With the scissors, cut the early draft into individual sentences. Then begin reading through the final draft. Wherever material from the early version appears in the final one, tape the relevant strips from the early draft onto the right side of the chart paper. You might need to cut whole sentences into clauses or fragments. Matches don’t have to be verbatim. Use the markers to draw lines between words, phrases, or concepts connecting the two versions, and to otherwise annotate and clarify how the various elements on a given sheet relate to each other.
The result might look something like this:
A few things to look for and ponder – preferably with your coauthor(s) at a big conference table where you can stand back and see the sheets as a set:
- do differences in respective line numbers appear to exhibit a pattern (e.g., high numbers in the early draft now correspond to low numbers in the final draft), or does the right side of each sheet look like it was attacked by a random number generator? either way, what does that convey about how one draft is organized relative to the other? how does the reconstituted early draft reveal structure(s) in the final?
- how much of the early draft do you have left over? what do those remaining scraps contain? why isn’t that content in the final draft? (and you might be surprised at how much of the early draft is still in the final, especially if they read very differently…)
- what role does each section of the document perform? why is the final draft arranged the way it is? (or, looking again, should you take the scissors to it, too?)

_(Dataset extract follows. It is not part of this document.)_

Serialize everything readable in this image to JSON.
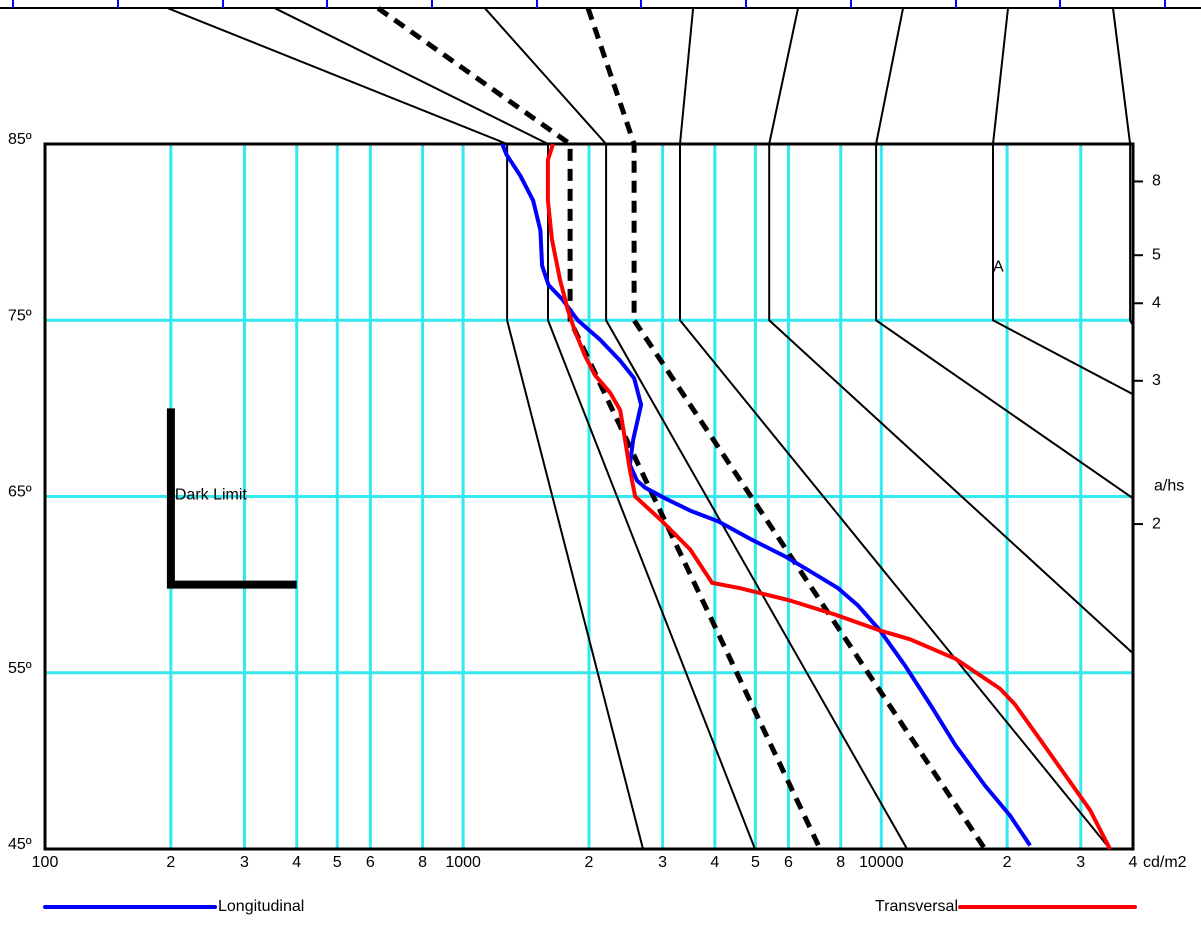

The added benefit of taking a pair of scissors to a draft you’ve labored over is the reminder – the tactile reminder – that the manuscript is an object, and is best regarded with objectivity. You can cut it up because it’s just a thing – it’s not an extension of your person, or of you as a person. It is a representation of your good idea; if it’s not representing your idea well, then the document needs to change until it does what it’s supposed to do.
(My first experience of an exercise like this was in a workshop on personal essays. We’d spent 72 hours pouring our hearts into 1500 words about our grandmothers, friends, a memory beloved or sensitive. We thought we were done. Then we were handed scissors and told to hack the whole thing into its constituent parts and experiment with different ways to tape it back together. Some people are more comfortable with that initial confrontation with objectivity than others.)
If you try it, give me a shout. I’d be interested to hear about how it went – what worked, what didn’t, what surprised you.